Folks on the business side of the networking industry are always asking, “what’s the next killer app?”A “killer app,” is an application or use that makes people go out and buy new technology. It’s the reason you’ve bought that same piece of music four or five times, on vinyl, then on CD, then in electronic format. It’s the reason you’ve bought that same movie four or five times, on Beta, then VHS, then DVD, now Blu-Ray. It’s the computer world equivalent of the ever changing hemline and topline in fashion. The first “killer app,” for computers was the spreadsheet. Then the word processor. Then voice over IP. Now it’s video and “convergence,” with “presence” being touted as a future killer app.
Now, let me move to an apparently unrelated question. If you walked into a coffee shop and sat down at a table with someone you’d never met, would you tell them everything you’ve put on Facebook? Why is it that girls who send nude pictures of themselves from their cell phones don’t just walk around nude in the first place? “I don’t want everyone to see,” just doesn’t seem to cut it as an excuse, does it?
The next killer app, you see, is you. Yes, you.
If you look at the list above, you’ll see that the first killer app was all about manipulating data. Yes, it was data about people, but it was pretty abstract data about people, and spreadsheets just weren’t powerful enough, in those days, to handle all the data we had at the same time. Over time, databases (effectively an alternate view of a spreadsheet, or the other way around), have become so powerful they can collect more information about you than you can remember about yourself. Who was your best friend in elementary school? You might not remember, but it’s in some computer someplace, and the computer will remember forever.
As we move through time, the data has become more personal, hasn’t it? And that’s the point. Because the killer app has always really been you. On both sides of the equation.
Because you enjoy watching people, and you enjoy being watched. Oh, I know people try and protect their privacy, but I’ll bet you find that as people spend more time on “social media,” they end up revealing more and more about themselves, as what was originally unfamiliar becomes more familiar (we are mostly afraid of that which we don’t experience), and as the desire to get attention increases.
Let me back up a bit, and rephrase the idea here, to make it more stark. The killer app is really voyeurism. The more people who expose themselves to the public eye in personal ways, the more material there is to watch, and the more people will watch. That which we feed becomes stronger, and voyeurism is no exception.
Voyeurism, through electronic means, seems to be harmless. After all, there are privacy guarantees on all these social media networks, aren’t there? And the person you’re interacting with isn’t really in your living room, or bedroom, so there’s little physical danger involved, right?
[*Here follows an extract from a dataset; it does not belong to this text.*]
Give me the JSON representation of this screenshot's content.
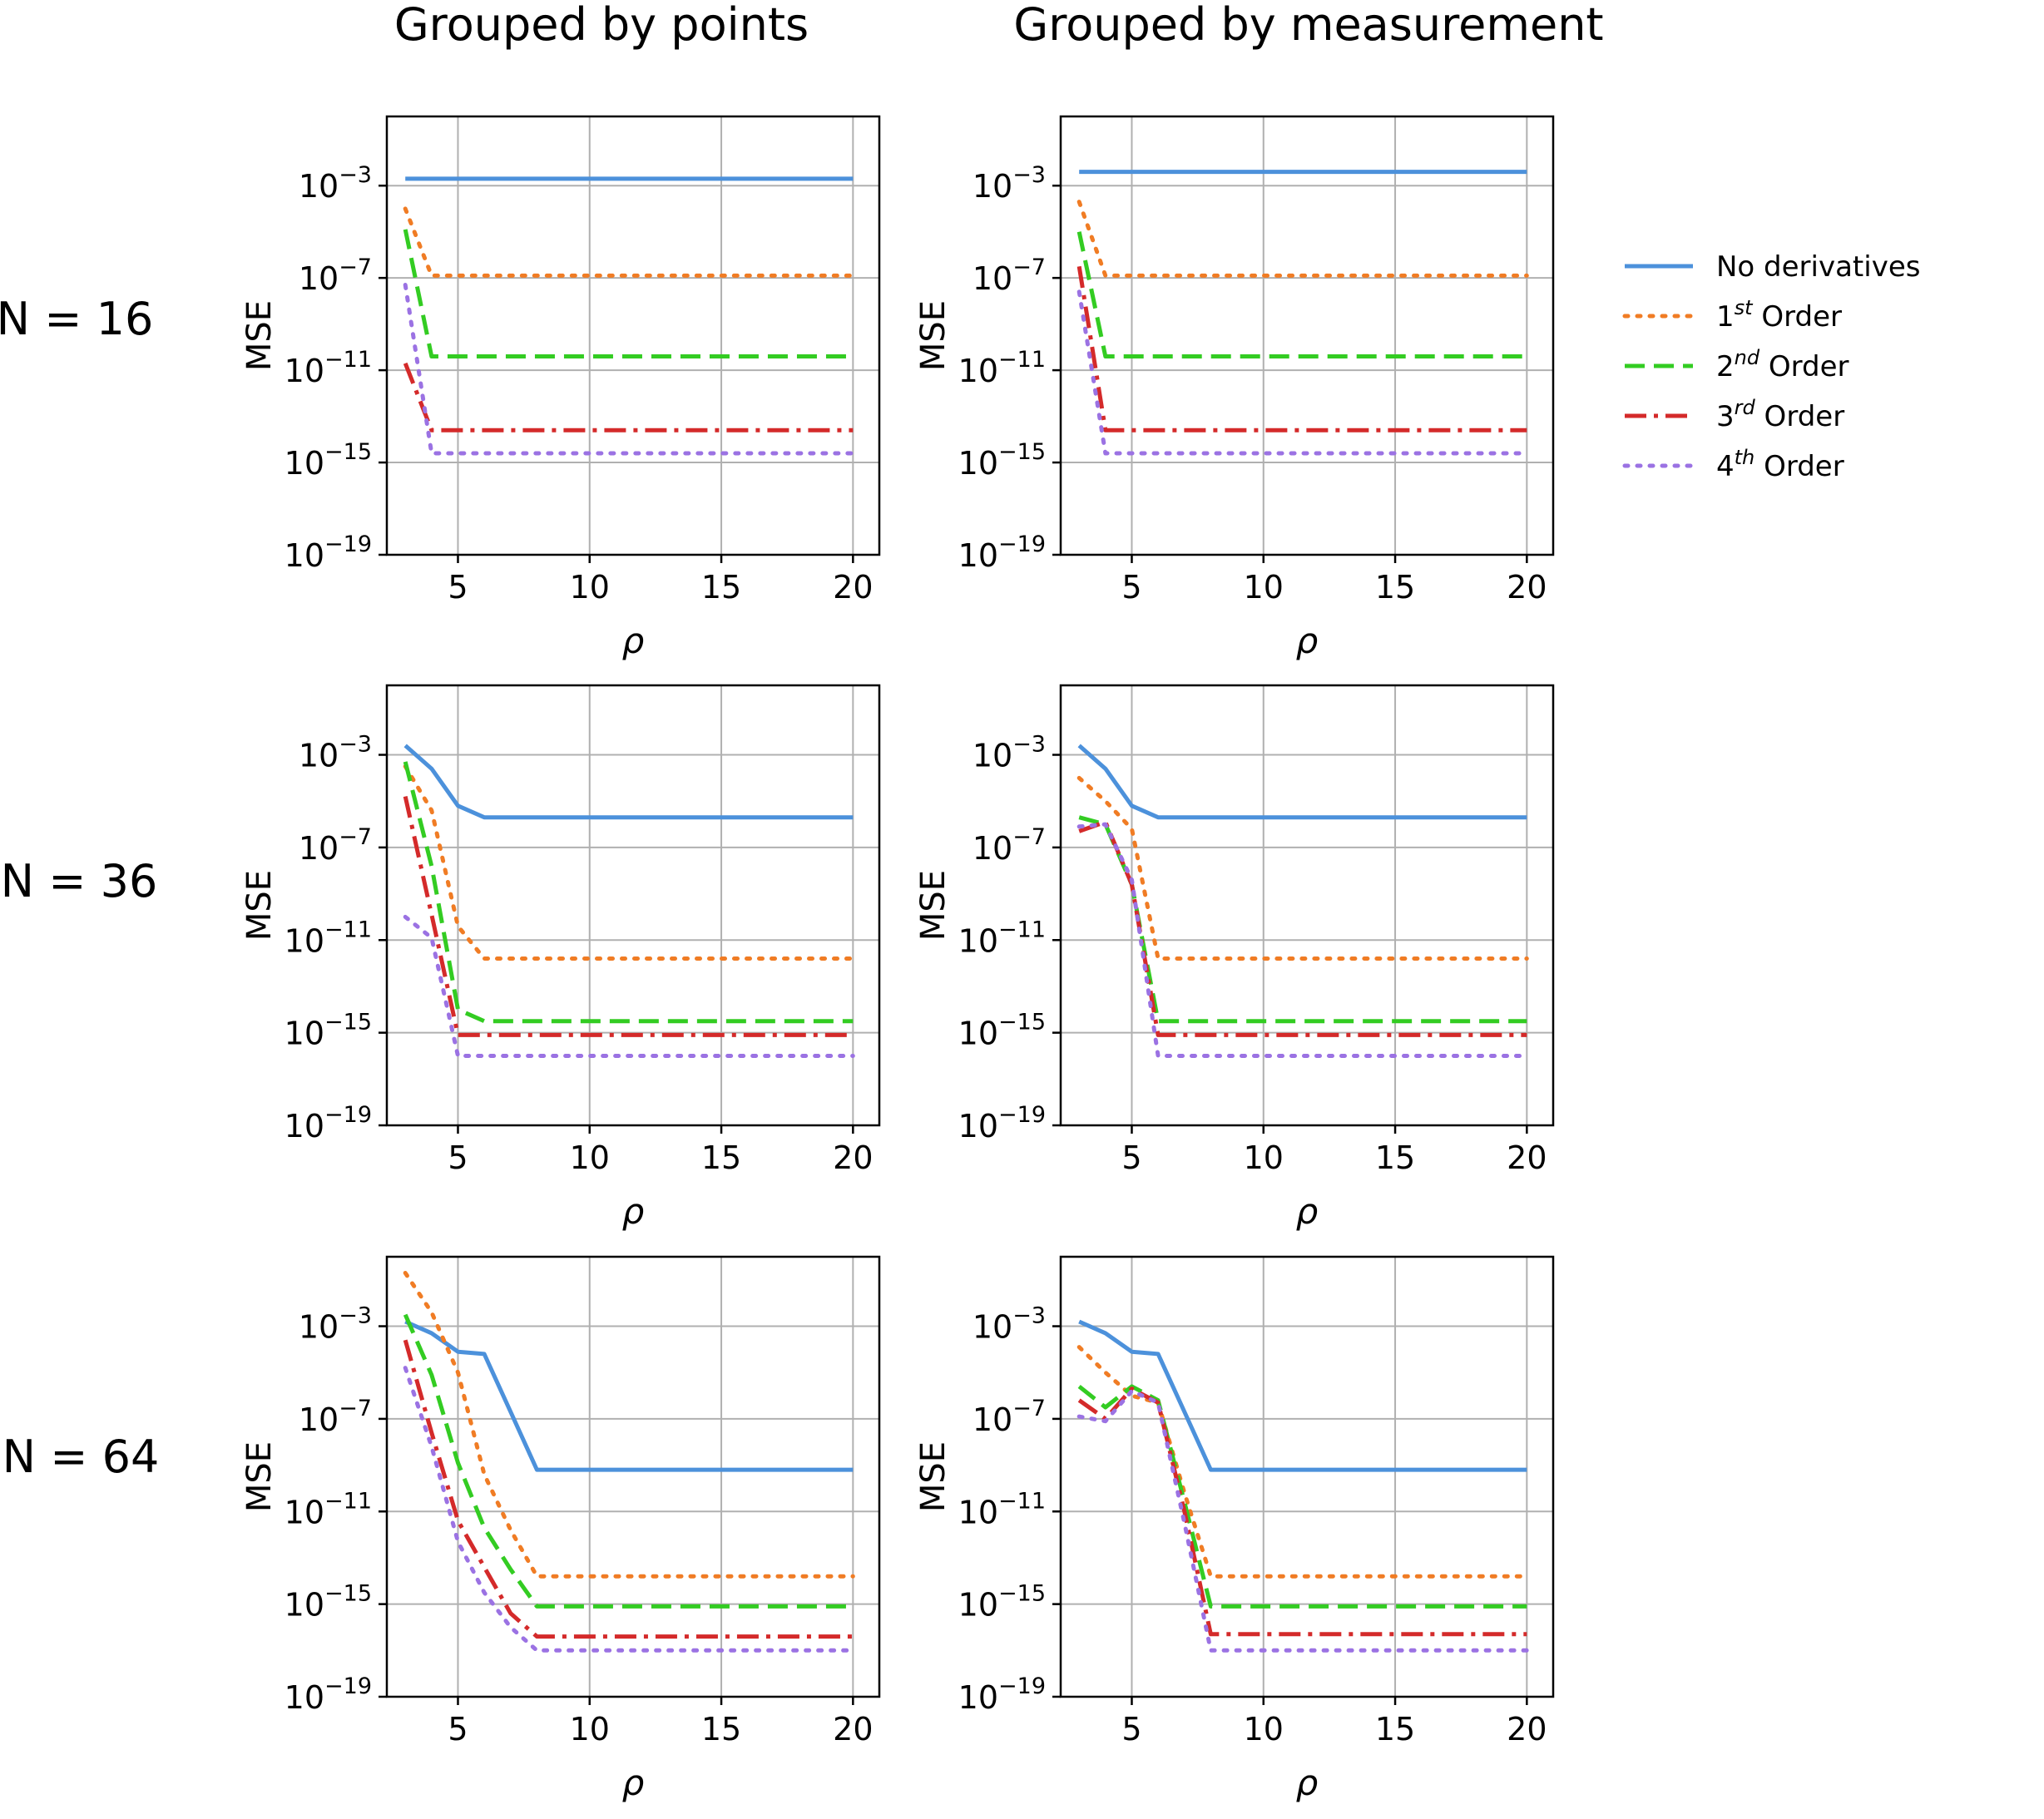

And the people we’re watching, they put that information out there for us to look at, didn’t they?
But this focuses on the physical, at the expense of the spiritual. We miss the cultural implications of becoming a culture of voyeurs.
The real danger in voyeurism is in treating another human being as an object to be manipulated for our own pleasure. Once you’ve objectified a person, it’s hard to ever go back to seeing them as a real person, made in the image of God. Once you’ve started seeing the entire world through the lens of a paparazzi, it’s hard to go back to having real relationships with real people.
You are the killer app, the watcher, and the watched. A culture of voyeurs that eat bandwidth and demand new media formats to consume other people more quickly, and the fifteen second fame to entice people to allow themselves to be consumed.